This story originally appeared on Atlas Obscura and is part of the Climate Desk collaboration.

For months the waters around Istanbul, Turkey, have been coated with a gloopy film. Sometimes creamy, sometimes khaki, it can appear slightly dreamy or superlatively gross, depending on the vantage. From overhead, it’s almost romantic, like clouds glimpsed from space, white squiggles marbling Earth’s blue. Up close, the stuff is much more phlegmy. The shore-hugging substance is sometimes known as “sea snot,” and it’s easy to see why. It looks like the marine equivalent of a big, wet sneeze.

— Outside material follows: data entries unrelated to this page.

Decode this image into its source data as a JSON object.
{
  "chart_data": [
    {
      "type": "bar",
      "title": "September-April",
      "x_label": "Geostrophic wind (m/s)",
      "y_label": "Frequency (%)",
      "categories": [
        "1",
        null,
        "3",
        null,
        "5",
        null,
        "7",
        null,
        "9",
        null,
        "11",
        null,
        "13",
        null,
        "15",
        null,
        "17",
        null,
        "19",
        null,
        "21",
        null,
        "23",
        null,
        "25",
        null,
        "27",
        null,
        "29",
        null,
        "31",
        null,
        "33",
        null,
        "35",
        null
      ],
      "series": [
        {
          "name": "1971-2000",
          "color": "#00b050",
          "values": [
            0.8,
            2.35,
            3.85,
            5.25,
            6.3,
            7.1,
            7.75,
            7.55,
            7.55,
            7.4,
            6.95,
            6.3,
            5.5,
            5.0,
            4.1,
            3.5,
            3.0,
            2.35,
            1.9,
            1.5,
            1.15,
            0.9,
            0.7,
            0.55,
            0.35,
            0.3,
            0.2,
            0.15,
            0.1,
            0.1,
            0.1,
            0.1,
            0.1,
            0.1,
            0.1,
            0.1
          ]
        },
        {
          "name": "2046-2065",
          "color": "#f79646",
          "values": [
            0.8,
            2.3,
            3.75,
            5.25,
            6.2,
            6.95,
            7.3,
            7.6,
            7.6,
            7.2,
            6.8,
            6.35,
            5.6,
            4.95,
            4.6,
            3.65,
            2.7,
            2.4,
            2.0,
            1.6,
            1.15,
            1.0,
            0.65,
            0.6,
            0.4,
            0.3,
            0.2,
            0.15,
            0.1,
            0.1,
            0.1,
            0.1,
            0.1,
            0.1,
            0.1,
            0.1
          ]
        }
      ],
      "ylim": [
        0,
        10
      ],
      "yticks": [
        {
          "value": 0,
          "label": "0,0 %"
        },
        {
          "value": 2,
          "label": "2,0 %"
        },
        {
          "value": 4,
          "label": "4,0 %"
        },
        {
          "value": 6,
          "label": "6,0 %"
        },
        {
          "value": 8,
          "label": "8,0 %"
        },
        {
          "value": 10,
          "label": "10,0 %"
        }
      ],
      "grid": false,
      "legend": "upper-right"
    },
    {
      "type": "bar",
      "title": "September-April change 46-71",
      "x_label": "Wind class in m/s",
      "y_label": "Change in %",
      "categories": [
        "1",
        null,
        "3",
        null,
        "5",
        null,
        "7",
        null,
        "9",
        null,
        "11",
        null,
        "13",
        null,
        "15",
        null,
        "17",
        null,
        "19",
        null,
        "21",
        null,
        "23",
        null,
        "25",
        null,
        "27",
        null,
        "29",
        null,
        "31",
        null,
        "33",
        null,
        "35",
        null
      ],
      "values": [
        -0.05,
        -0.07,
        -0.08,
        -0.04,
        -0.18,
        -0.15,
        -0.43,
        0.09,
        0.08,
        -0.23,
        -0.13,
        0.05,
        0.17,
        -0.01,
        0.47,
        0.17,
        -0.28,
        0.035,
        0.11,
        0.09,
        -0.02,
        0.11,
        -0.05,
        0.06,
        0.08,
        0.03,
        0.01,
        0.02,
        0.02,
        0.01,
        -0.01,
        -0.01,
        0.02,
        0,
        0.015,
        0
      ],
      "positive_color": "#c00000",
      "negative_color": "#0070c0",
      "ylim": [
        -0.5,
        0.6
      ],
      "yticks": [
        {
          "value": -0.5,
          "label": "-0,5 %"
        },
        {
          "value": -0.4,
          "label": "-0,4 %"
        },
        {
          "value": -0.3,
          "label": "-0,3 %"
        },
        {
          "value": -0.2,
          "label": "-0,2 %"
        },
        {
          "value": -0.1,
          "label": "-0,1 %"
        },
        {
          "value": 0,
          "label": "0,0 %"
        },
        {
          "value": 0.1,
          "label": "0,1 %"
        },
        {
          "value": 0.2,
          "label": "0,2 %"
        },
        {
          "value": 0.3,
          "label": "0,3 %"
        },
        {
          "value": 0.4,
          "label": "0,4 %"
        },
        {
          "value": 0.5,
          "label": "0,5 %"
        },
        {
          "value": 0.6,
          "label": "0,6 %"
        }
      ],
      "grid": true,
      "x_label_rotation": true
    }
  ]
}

Sea snot is more scientifically known as “marine mucilage,” and it’s an ecosystem of its own. In a 2009 paper in the journal PLOS One, a team of scientists led by Roberto Danovaro, a marine biologist at Italy’s Polytechnic University of Marche, described it as a “gelatinous” stage of marine snow, the jumble of organic material—such as feces and fragments of dead plants and animals—that drifts from the surface to the ocean floor.

The snot is produced by a bunch of microorganisms, one Turkish research team explained in a UNESCO bulletin called Harmful Algae News, especially microalgae known as diatoms. These petite algae are known to exude polysaccharides, sugary carbohydrates that can get quite sticky. Sampling sea snot that clotted several locations in the Sea of Marmara in 2007 and 2008, the researchers also identified species of dinoflagellates and more.

A drone photo shows an aerial view of increased mucilage level at Caddebostan shore in Istanbul Turkey on June 15 2021.
A drone photo shows an aerial view of increased mucilage level at Caddebostan shore in Istanbul, Turkey on June 15, 2021.Photograph: Muhammed Enes Yildirim/Anadolu Agency/Getty Images

Like the mucus launched from human nostrils, sea snot can smell foul, and slimes whatever it touches. And in addition to discouraging swimmers and deterring fishing, the gunk can be a nuisance for corals, scientists have found. From December 2020 to early March 2021, H. Barış Özalp, a marine biologist at Turkey’s Çanakkale Onsekiz Mart University, measured the effects of sea snot on reefs in the Çanakkale Strait. Özalp found that some of the creatures were dripping with the stuff. It looked as though they had been blasted with ectoplasm, or wrapped in a spider’s web, and the substance seemed to be killing some of the branches. A thick coating can deprive the corals of oxygen, and other research teams have worked to suss out sea snot’s effect on mussels, crabs, and other sediment-dwellers. Danovaro’s team found that the sticky matrix can also entrap viruses, and potentially ferry them around marine ecosystems.